Section 10-606, among other things, provides that:
"All taxes imposed by this act shall take effect at and accrue upon the death of the decedent, or donor, and shall be due and payable at the expiration of eight months from such death, except as otherwise provided in this act; * * *".
Under this latter section the inheritance tax provided in the act is imposed and accrues upon the death of the first decedent and, hence, under the admitted facts in this case, it was imposed and accrued upon the property devised by the first decedent at the time of *Page 77 his death and this was more than one year before the death of the second decedent.

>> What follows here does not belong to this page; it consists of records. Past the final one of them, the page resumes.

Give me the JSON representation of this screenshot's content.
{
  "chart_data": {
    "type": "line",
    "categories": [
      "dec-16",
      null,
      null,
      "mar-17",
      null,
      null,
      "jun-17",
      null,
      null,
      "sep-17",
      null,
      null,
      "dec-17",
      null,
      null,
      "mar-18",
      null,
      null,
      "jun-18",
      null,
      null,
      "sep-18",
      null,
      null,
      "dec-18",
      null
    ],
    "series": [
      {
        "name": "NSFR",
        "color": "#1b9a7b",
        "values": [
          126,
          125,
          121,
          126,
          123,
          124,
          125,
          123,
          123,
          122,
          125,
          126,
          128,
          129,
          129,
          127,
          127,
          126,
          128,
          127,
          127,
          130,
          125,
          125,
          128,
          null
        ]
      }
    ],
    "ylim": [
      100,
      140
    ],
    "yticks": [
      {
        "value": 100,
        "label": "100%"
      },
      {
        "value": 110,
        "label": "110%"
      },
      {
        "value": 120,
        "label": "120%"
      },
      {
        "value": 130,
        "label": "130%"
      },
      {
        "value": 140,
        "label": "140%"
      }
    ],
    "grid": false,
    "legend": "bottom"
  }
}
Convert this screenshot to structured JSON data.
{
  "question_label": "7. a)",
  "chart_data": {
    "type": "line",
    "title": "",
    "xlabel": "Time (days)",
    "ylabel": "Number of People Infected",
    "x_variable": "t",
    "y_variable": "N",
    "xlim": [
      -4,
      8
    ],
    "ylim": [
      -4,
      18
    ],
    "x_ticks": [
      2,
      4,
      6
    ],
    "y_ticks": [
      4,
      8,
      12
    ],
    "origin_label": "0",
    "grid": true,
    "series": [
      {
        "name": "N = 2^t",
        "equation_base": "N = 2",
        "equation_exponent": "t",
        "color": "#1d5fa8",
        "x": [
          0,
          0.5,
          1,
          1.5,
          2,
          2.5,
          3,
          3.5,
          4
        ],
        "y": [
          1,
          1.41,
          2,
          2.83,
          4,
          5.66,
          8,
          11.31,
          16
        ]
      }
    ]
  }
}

The power of exemption, as well as the power of taxation, is an essential element of sovereignty and can only be surrendered or diminished in plain and explicit terms and, since section 10-604 is a statute exempting property from taxation, it must be strictly construed. It clearly provides that there shall be deducted from the value of the property subject to the tax imposed under the act an amount equal to the value of any property received by the second decedent within one year prior to his death by inheritance, devise or bequest, where such property can be identified as having been so received and where the tax on such property shall, within one year, have been imposed and accrued and the tax subsequently paid. It is as essential under the provisions of this statute that the tax on property received by inheritance, devise or bequest shall have been imposed and accrued within one year prior to the second decedent's death as it is that the second decedent shall have received it within the year. The true meaning of the statute is plain and, unless all the conditions prescribed by the statute are shown to exist, the property is subject to taxation under the act. Our former decision gave effect only to a part of the requirements which must exist under the statute before the exemption can be granted and thereby failed to give effect to the true meaning and intent of the statute. In this there was error. For these reasons, our former decision must be overruled and set aside, and the judgment appealed from will be affirmed.
BAILEY, J., did not participate in this decision.